Il n’est pas contesté que, malgré les nombreuses démarches réalisées, les sociétés TERRAINS A BÂTIR et RESEAU FONCIER n’ont pu obtenir l’accord des propriétaires de la parcelle voisine, afin de consentir une servitude de passage des réseaux, permettant le désenclavement des parcelles, de sorte que la condition suspensive n’était pas satisfaite et que la promesse de vente conclue entre les sociétés TABC, RESEAU FONCIER et les consorts [P] a été résiliée le 21 décembre 2021.
Compte tenu de l’absence de réalisation de la condition suspensive contenue à la promesse de vente signée par les vendeurs avec les consorts [P], il y a lieu de constater la caducité du contrat de réservation signé le 18 avril 2019.
L’obligation de vendre et de lotir le terrain des sociétés T.A.B.C et RESEAU FONCIER étant réputée ne jamais avoir existée, Madame [Z] sera déboutée de ses demandes indemnitaires fondées sur la responsabilité contractuelle.
— Sur les demandes accessoires.
Aux termes de l’article 696 du code de procédure civile, la partie perdante est condamnée aux dépens, à moins que le juge, par décision motivée, n’en mette la totalité ou une fraction à la charge de l’autre partie.
Il y a lieu de condamner Madame [Z] [T], qui succombe, aux entiers dépens de l’instance.
Aux termes de l’article 700 du code de procédure civile, le juge condamne la partie tenue aux dépens ou qui perd son procès à payer :
1° A l’autre partie la somme qu’il détermine, au titre des frais exposés et non compris dans les dépens ;
2° Et, le cas échéant, à l’avocat du bénéficiaire de l’aide juridictionnelle partielle ou totale une somme au titre des honoraires et frais, non compris dans les dépens, que le bénéficiaire de l’aide aurait exposés s’il n’avait pas eu cette aide. Dans ce cas, il est procédé comme il est dit aux alinéas 3 et 4 de l’article 37 de la loi n° 91-647 du 10 juillet 1991.
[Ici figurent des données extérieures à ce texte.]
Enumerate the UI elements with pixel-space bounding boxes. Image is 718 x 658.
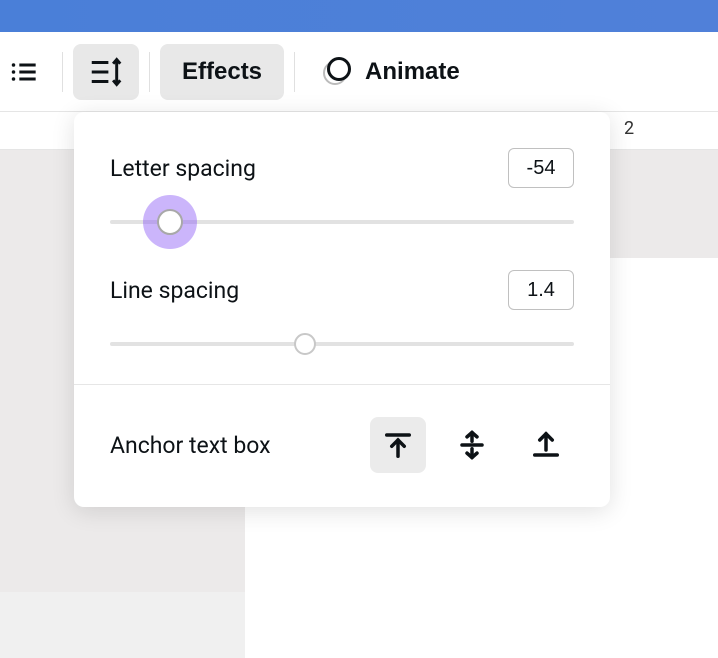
slider-track — [110, 342, 574, 346]
anchor-bottom-icon — [531, 430, 561, 460]
animate-icon — [321, 57, 351, 87]
toolbar-divider — [62, 52, 63, 92]
anchor-button-group — [370, 417, 574, 473]
anchor-label: Anchor text box — [110, 432, 271, 459]
line-spacing-input[interactable] — [508, 270, 574, 310]
letter-spacing-slider[interactable] — [110, 200, 574, 244]
animate-label: Animate — [365, 58, 460, 86]
effects-button[interactable]: Effects — [160, 44, 284, 100]
anchor-top-icon — [383, 430, 413, 460]
animate-button[interactable]: Animate — [305, 44, 476, 100]
toolbar-divider — [294, 52, 295, 92]
line-spacing-slider[interactable] — [110, 322, 574, 366]
text-toolbar: Effects Animate — [0, 32, 718, 112]
letter-spacing-input[interactable] — [508, 148, 574, 188]
letter-spacing-row: Letter spacing — [110, 148, 574, 188]
anchor-top-button[interactable] — [370, 417, 426, 473]
bullet-list-icon — [10, 58, 38, 86]
list-button[interactable] — [0, 44, 52, 100]
anchor-middle-button[interactable] — [444, 417, 500, 473]
slider-thumb[interactable] — [294, 333, 316, 355]
line-spacing-row: Line spacing — [110, 270, 574, 310]
anchor-row: Anchor text box — [110, 417, 574, 473]
spacing-button[interactable] — [73, 44, 139, 100]
anchor-middle-icon — [457, 430, 487, 460]
slider-thumb[interactable] — [157, 209, 183, 235]
window-top-bar — [0, 0, 718, 32]
spacing-popover: Letter spacing Line spacing Anchor text … — [74, 112, 610, 507]
line-spacing-label: Line spacing — [110, 277, 239, 304]
letter-spacing-label: Letter spacing — [110, 155, 256, 182]
ruler-tick: 2 — [624, 118, 634, 139]
toolbar-divider — [149, 52, 150, 92]
anchor-bottom-button[interactable] — [518, 417, 574, 473]
line-spacing-icon — [87, 53, 125, 91]
popover-separator — [74, 384, 610, 385]
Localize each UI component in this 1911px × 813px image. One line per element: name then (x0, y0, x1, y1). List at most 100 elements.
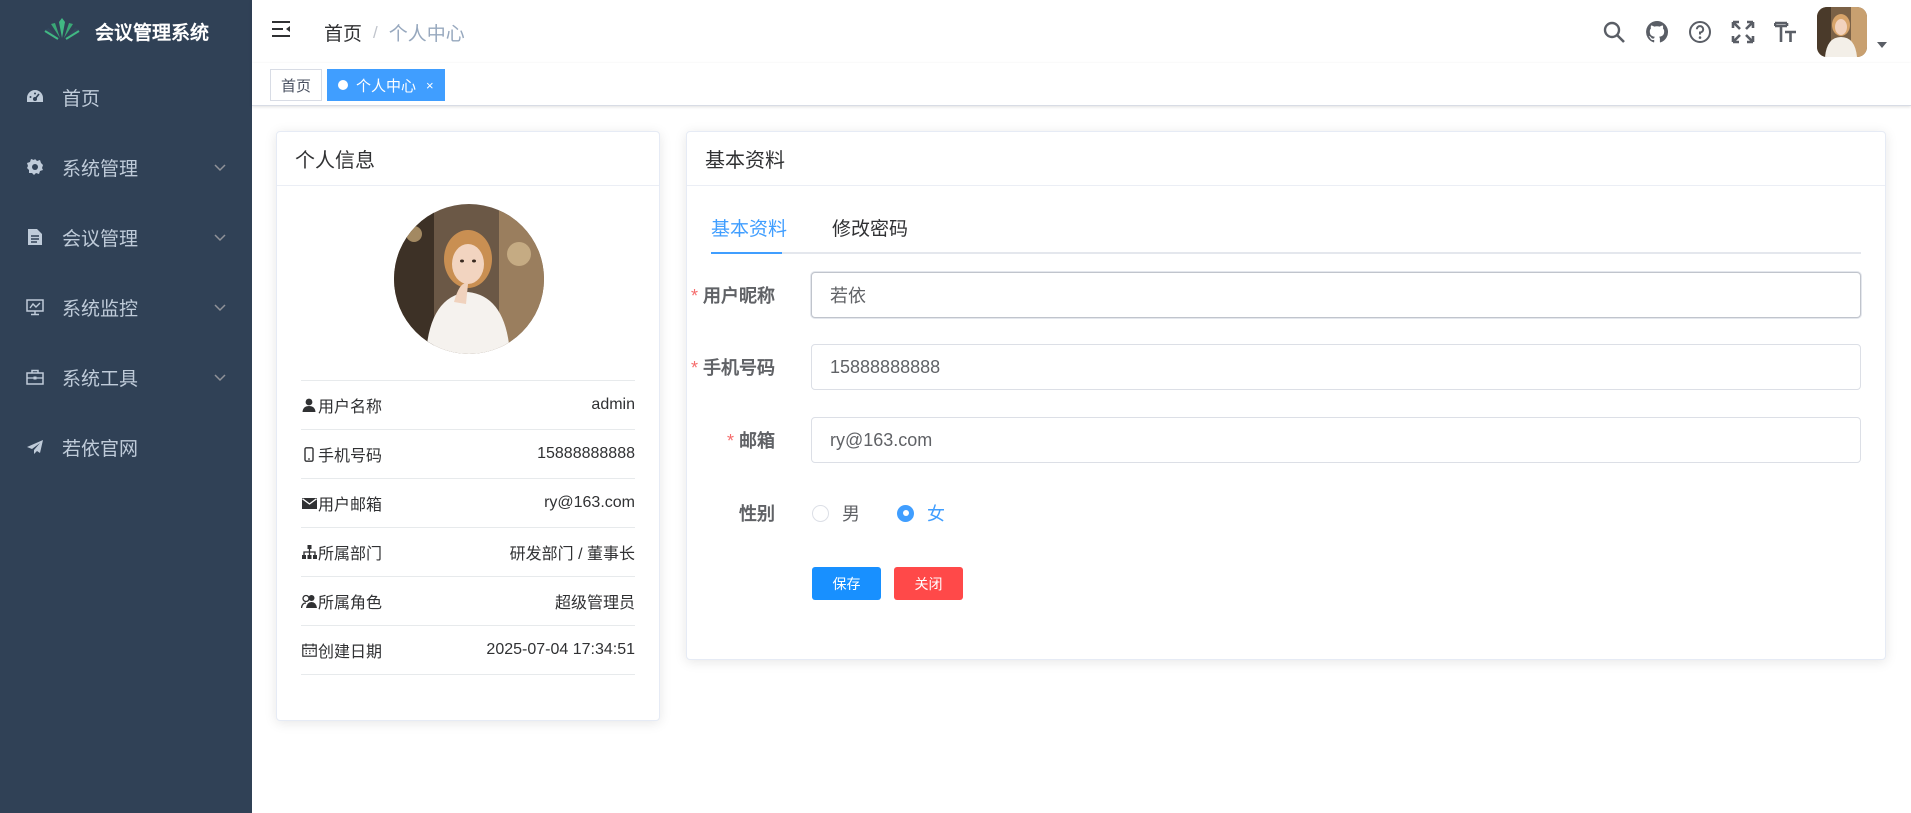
search-icon[interactable] (1601, 19, 1627, 45)
monitor-icon (24, 296, 46, 318)
info-label: 用户邮箱 (318, 497, 383, 514)
chevron-down-icon (214, 297, 226, 317)
caret-down-icon (1877, 33, 1887, 53)
sidebar-item-label: 系统工具 (62, 368, 139, 390)
nickname-label: * 用户昵称 (691, 282, 775, 308)
paper-plane-icon (24, 436, 46, 458)
phone-input[interactable]: 15888888888 (811, 344, 1861, 390)
hamburger-icon[interactable] (270, 18, 296, 44)
peoples-icon (301, 593, 317, 609)
navbar: 首页 / 个人中心 (252, 0, 1911, 63)
logo-icon (43, 17, 81, 45)
close-icon[interactable]: × (426, 78, 434, 93)
active-dot (338, 80, 348, 90)
radio-circle (897, 504, 914, 522)
close-button[interactable]: 关闭 (894, 567, 963, 600)
info-value: ry@163.com (544, 494, 635, 511)
sidebar-item-monitor[interactable]: 系统监控 (0, 272, 252, 342)
mail-icon (301, 495, 317, 511)
active-tab-indicator (711, 252, 782, 254)
toolbox-icon (24, 366, 46, 388)
phone-row: * 手机号码 15888888888 (687, 344, 1861, 390)
radio-circle (812, 504, 829, 522)
sidebar-item-tools[interactable]: 系统工具 (0, 342, 252, 412)
sidebar-item-system[interactable]: 系统管理 (0, 132, 252, 202)
card-title: 个人信息 (277, 132, 659, 186)
info-label: 所属部门 (318, 546, 383, 563)
tags-view: 首页 个人中心 × (252, 63, 1911, 106)
required-mark: * (690, 286, 698, 306)
tab-basic-info[interactable]: 基本资料 (711, 210, 787, 254)
document-icon (24, 226, 46, 248)
email-label-text: 邮箱 (739, 431, 775, 451)
tree-icon (301, 544, 317, 560)
font-size-icon[interactable] (1773, 19, 1799, 45)
calendar-icon (301, 642, 317, 658)
github-icon[interactable] (1644, 19, 1670, 45)
radio-label: 男 (842, 504, 860, 524)
card-title: 基本资料 (687, 132, 1885, 186)
info-label: 用户名称 (318, 399, 383, 416)
sidebar-item-label: 系统监控 (62, 298, 139, 320)
phone-icon (301, 446, 317, 462)
user-icon (301, 397, 317, 413)
info-value: 15888888888 (537, 445, 635, 462)
sidebar-item-label: 会议管理 (62, 228, 139, 250)
gender-radio-male[interactable]: 男 (812, 500, 860, 526)
profile-avatar[interactable] (394, 204, 544, 354)
info-value: admin (591, 396, 635, 413)
breadcrumb: 首页 / 个人中心 (324, 19, 465, 46)
email-label: * 邮箱 (727, 427, 775, 453)
info-label: 所属角色 (318, 595, 383, 612)
logo[interactable]: 会议管理系统 (0, 0, 252, 62)
info-value: 2025-07-04 17:34:51 (486, 641, 635, 658)
email-input[interactable]: ry@163.com (811, 417, 1861, 463)
info-label: 手机号码 (318, 448, 383, 465)
phone-label-text: 手机号码 (703, 358, 775, 378)
gender-label: 性别 (739, 504, 775, 524)
tab-change-password[interactable]: 修改密码 (832, 210, 908, 254)
sidebar-item-label: 系统管理 (62, 158, 139, 180)
list-item: 用户名称 admin (301, 381, 635, 430)
info-label: 创建日期 (318, 644, 383, 661)
sidebar-item-home[interactable]: 首页 (0, 62, 252, 132)
sidebar-item-label: 首页 (62, 88, 101, 110)
tag-label: 首页 (281, 77, 312, 95)
tag-home[interactable]: 首页 (270, 69, 323, 101)
info-value: 研发部门 / 董事长 (509, 546, 635, 563)
sidebar-item-meeting[interactable]: 会议管理 (0, 202, 252, 272)
nickname-label-text: 用户昵称 (703, 286, 775, 306)
nickname-row: * 用户昵称 若依 (687, 272, 1861, 318)
sidebar-item-website[interactable]: 若依官网 (0, 412, 252, 482)
list-item: 创建日期 2025-07-04 17:34:51 (301, 626, 635, 675)
breadcrumb-home[interactable]: 首页 (324, 19, 362, 46)
phone-label: * 手机号码 (691, 354, 775, 380)
gender-row: 性别 男 女 (687, 490, 1861, 536)
tag-profile[interactable]: 个人中心 × (327, 69, 445, 101)
breadcrumb-current: 个人中心 (388, 24, 465, 45)
basic-info-card: 基本资料 基本资料 修改密码 * 用户昵称 若依 * 手机号码 1588888888… (686, 131, 1886, 660)
fullscreen-icon[interactable] (1730, 19, 1756, 45)
profile-info-list: 用户名称 admin 手机号码 15888888888 用户邮箱 ry@163.… (301, 380, 635, 675)
tag-label: 个人中心 (356, 77, 417, 95)
dashboard-icon (24, 86, 46, 108)
help-icon[interactable] (1687, 19, 1713, 45)
list-item: 所属部门 研发部门 / 董事长 (301, 528, 635, 577)
gender-radio-female[interactable]: 女 (897, 500, 945, 526)
list-item: 所属角色 超级管理员 (301, 577, 635, 626)
app-title: 会议管理系统 (94, 22, 209, 44)
radio-label: 女 (927, 504, 945, 524)
user-avatar-dropdown[interactable] (1817, 6, 1887, 57)
save-button[interactable]: 保存 (812, 567, 881, 600)
required-mark: * (726, 431, 734, 451)
gear-icon (24, 156, 46, 178)
right-menu (1584, 0, 1887, 63)
chevron-down-icon (214, 227, 226, 247)
chevron-down-icon (214, 157, 226, 177)
avatar (1817, 6, 1867, 57)
list-item: 手机号码 15888888888 (301, 430, 635, 479)
nickname-input[interactable]: 若依 (811, 272, 1861, 318)
required-mark: * (690, 358, 698, 378)
tabs: 基本资料 修改密码 (711, 210, 1861, 254)
email-row: * 邮箱 ry@163.com (687, 417, 1861, 463)
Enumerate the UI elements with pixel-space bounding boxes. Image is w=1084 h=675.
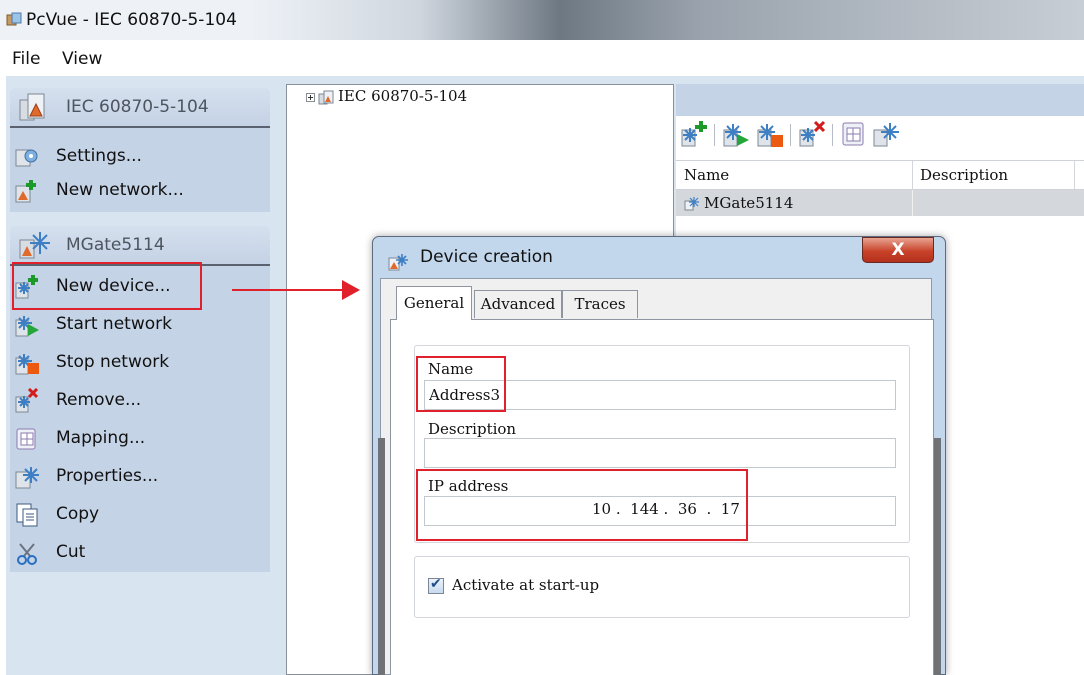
table-row[interactable]: MGate5114 [676,190,1084,216]
start-network-label: Start network [56,314,172,334]
toolbar-start-icon[interactable] [722,120,750,148]
task-panel: IEC 60870-5-104 Settings... New network.… [6,76,284,675]
settings-task[interactable]: Settings... [10,140,270,174]
tab-general[interactable]: General [396,286,472,320]
network-group-header[interactable]: MGate5114 [10,226,270,266]
start-network-task[interactable]: Start network [10,308,270,342]
mapping-task[interactable]: Mapping... [10,422,270,456]
activate-checkbox[interactable] [428,576,444,594]
stop-network-label: Stop network [56,352,170,372]
copy-label: Copy [56,504,100,524]
pcvue-app-icon [6,12,22,26]
left-scrollbar-track[interactable] [378,438,385,675]
mapping-label: Mapping... [56,428,146,448]
device-list-header: Name Description [676,160,1084,190]
dialog-device-icon [388,254,408,271]
network-icon [19,232,50,259]
toolbar-mapping-icon[interactable] [840,120,868,148]
toolbar-separator [832,124,833,146]
properties-label: Properties... [56,466,159,486]
properties-icon [15,467,39,489]
annotation-arrow-head [342,280,360,300]
cut-label: Cut [56,542,86,562]
stop-network-icon [15,354,39,375]
new-network-icon [15,180,36,203]
remove-task[interactable]: Remove... [10,384,270,418]
ip-highlight-box [416,469,748,541]
new-network-label: New network... [56,180,184,200]
tree-root-label[interactable]: IEC 60870-5-104 [338,87,467,105]
stop-network-task[interactable]: Stop network [10,346,270,380]
annotation-arrow-line [232,289,344,291]
device-panel-header [676,84,1084,116]
network-group-title: MGate5114 [66,235,165,255]
window-title: PcVue - IEC 60870-5-104 [26,10,237,30]
window-title-bar: PcVue - IEC 60870-5-104 [0,0,1084,41]
settings-label: Settings... [56,146,142,166]
protocol-icon [19,93,45,121]
description-input[interactable] [424,438,896,468]
mapping-icon [16,428,36,450]
remove-label: Remove... [56,390,142,410]
name-highlight-box [416,356,506,412]
toolbar-separator [790,124,791,146]
protocol-group-header[interactable]: IEC 60870-5-104 [10,88,270,128]
protocol-task-group: IEC 60870-5-104 Settings... New network.… [10,88,270,212]
menu-file[interactable]: File [12,49,40,69]
tree-expand-toggle[interactable] [306,93,315,102]
scissors-icon [17,543,37,565]
cut-task[interactable]: Cut [10,536,270,570]
new-network-task[interactable]: New network... [10,174,270,208]
device-row-icon [684,197,699,211]
column-description-header[interactable]: Description [920,166,1008,184]
start-network-icon [15,316,39,337]
protocol-group-title: IEC 60870-5-104 [66,97,209,117]
dialog-close-button[interactable]: X [862,237,934,263]
menu-view[interactable]: View [62,49,102,69]
device-name-cell: MGate5114 [704,194,794,212]
column-name-header[interactable]: Name [684,166,729,184]
toolbar-remove-icon[interactable] [798,120,826,148]
column-divider[interactable] [912,161,913,189]
remove-icon [15,388,39,413]
new-device-highlight-box [12,262,202,310]
activate-label[interactable]: Activate at start-up [452,576,599,594]
copy-icon [16,503,38,527]
tree-protocol-icon [318,90,334,105]
settings-icon [15,149,38,167]
toolbar-properties-icon[interactable] [872,120,900,148]
description-label: Description [428,420,517,438]
menu-bar: File View [0,40,1084,76]
dialog-title: Device creation [420,247,553,267]
cell-divider [912,190,913,216]
toolbar-separator [714,124,715,146]
toolbar-stop-icon[interactable] [756,120,784,148]
copy-task[interactable]: Copy [10,498,270,532]
properties-task[interactable]: Properties... [10,460,270,494]
toolbar-new-device-icon[interactable] [680,120,708,148]
column-divider[interactable] [1074,161,1075,189]
tab-traces[interactable]: Traces [562,290,638,318]
tab-advanced[interactable]: Advanced [474,290,562,318]
right-scrollbar-track[interactable] [934,438,941,675]
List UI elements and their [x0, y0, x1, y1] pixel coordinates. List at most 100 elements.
Dans tous les cas, le juge tient compte de l’équité ou de la situation économique de la partie condamnée. Il peut, même d’office, pour des raisons tirées des mêmes considérations, dire qu’il n’y a pas lieu à ces condamnations.
Les parties peuvent produire les justificatifs des sommes qu’elles demandent. La somme allouée au titre du 2° ne peut être inférieure à la part contributive de l’État majorée de 50 %.
En l’espèce, l’équité commande de condamner Mme [Z] [T] à payer à la SASU TERRAINS A BATIR CONSTRUCTION la somme de 1000 euros et à la SASU RESEAU FONCIER la somme de 1000 euros, au titre de l’article 700 du code de procédure civile,
Il est rappelé que l’exécution provisoire est de droit et que rien, en l’espèce, ne justifie d’en disposer autrement.
PAR CES MOTIFS :
Le tribunal statuant publiquement, contradictoirement en premier ressort, par mise à disposition du jugement au greffe, les parties ayant été préalablement avisées dans les conditions prévues au deuxième alinéa de l’article 450 du code de procédure civile,
Déboute Madame [T] [Z] de l’intégralité de ses demandes,
Rejette le surplus de ses demandes,
Condamne Madame [T] [Z] aux entiers dépens de l’instance,
Condamne Madame [T] [Z] à payer à la SASU TERRAINS A BATIR CONSTRUCTION la somme de 1000 € au titre de l’article 700 du code de procédure civile,
Condamne Madame [T] [Z] à payer à la SASU RESEAU FONCIER la somme de 1000 € au titre de l’article 700 du code de procédure civile,
Rejette le surplus des demandes,
Rappelle que l’exécution provisoire est de droit.
Ainsi jugé et mis à disposition au greffe civil le 11 mars 2025.